The first batch of beneficiaries were all residents of District 3, which has been chosen as the pilot site of for the project. Besides Binondo, the district also covers Quiapo, San Nicolas, and Santa Cruz.

“This is primarily a livelihood program with the main objective of providing our poor tricycle and kuliglig (motorized pedicabs) drivers an ‘upgraded’ public transport vehicle which they can call their own and from which they could earn more,” Estrada said in a statement.

“Driver-operator na sila in a matter of four years,” he added.

E-trikes will be financed through a “boundary-hulog” system, wherein the driver-owners will pay P150 boundary daily for five years directly to the Officeo f the City Treasurer. The city government will also subsideze the cost of charging their e-trikes’ batteries.

The project is also one of the means to reduce air pollution and improve the livelihood of some 1,500 legally franchised tricycle drivers in the city.

There are about 25,000 colorum tricycles, pedicabs, and kuliglig, operating in the city.

Estrada said the city government would procure thousands more of the e-trikes to gradually replace fuel-run tricycles.

E-trikes will have exclusively franchised routes to avoid compettition with tricycles with internal combustion engines, according to Dennis Alcoreza, chiefot the Manila Traffic and Parking Bureau (MTPB).

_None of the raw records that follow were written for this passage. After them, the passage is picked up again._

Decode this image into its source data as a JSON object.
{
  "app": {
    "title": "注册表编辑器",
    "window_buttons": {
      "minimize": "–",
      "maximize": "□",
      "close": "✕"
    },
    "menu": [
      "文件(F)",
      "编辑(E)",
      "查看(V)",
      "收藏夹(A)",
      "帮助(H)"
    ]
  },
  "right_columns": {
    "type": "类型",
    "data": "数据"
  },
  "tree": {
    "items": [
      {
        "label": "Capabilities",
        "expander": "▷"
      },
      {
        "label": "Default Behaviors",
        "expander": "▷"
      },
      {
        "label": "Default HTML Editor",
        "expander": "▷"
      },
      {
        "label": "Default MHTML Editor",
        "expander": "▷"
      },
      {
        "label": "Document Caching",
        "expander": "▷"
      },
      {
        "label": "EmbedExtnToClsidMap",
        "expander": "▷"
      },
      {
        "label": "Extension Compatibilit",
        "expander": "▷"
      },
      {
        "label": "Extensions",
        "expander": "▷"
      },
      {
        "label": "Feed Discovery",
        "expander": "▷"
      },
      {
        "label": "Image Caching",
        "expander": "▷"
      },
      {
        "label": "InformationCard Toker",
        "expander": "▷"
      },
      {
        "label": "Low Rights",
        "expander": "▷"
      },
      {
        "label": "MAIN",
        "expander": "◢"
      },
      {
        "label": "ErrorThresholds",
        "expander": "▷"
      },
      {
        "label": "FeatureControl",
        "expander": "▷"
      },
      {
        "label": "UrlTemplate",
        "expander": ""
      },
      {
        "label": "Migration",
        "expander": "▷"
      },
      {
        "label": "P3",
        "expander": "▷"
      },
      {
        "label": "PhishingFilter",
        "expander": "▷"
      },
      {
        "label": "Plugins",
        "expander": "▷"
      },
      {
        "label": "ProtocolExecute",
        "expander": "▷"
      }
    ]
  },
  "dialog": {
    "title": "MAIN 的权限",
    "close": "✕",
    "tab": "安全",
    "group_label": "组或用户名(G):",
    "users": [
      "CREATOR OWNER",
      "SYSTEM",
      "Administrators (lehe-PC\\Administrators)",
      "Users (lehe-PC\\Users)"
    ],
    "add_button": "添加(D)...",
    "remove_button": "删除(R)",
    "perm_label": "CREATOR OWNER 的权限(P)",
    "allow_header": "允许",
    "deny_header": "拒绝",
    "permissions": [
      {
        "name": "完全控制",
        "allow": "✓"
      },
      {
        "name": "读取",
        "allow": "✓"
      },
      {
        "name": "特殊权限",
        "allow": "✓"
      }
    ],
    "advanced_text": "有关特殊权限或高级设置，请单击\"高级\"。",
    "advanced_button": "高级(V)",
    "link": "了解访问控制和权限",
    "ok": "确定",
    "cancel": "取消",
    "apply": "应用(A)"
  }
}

E-trikes will also be introduced in Malate, Ermita, and the University Belt.

So far, the city government has bought 280 e-trikes, costing P100,000 each, for distribution this year. An e-trike be fully charged in four to five hours. It runs at a top speed of 40-45 kilometers per hour and can carry up to six passengers.

The Manila Electric Co. (Meralco) has constructed several charging stations, the first one in Binondo.

“This project is entirely a livelihood program para sa masa. The city of Manila is not intending to profit from this livelihood program unlike other institutions,” Alcoreza said. “We just want to provide to the poorest of the poor to earn more in order for them to improve their kind of living.”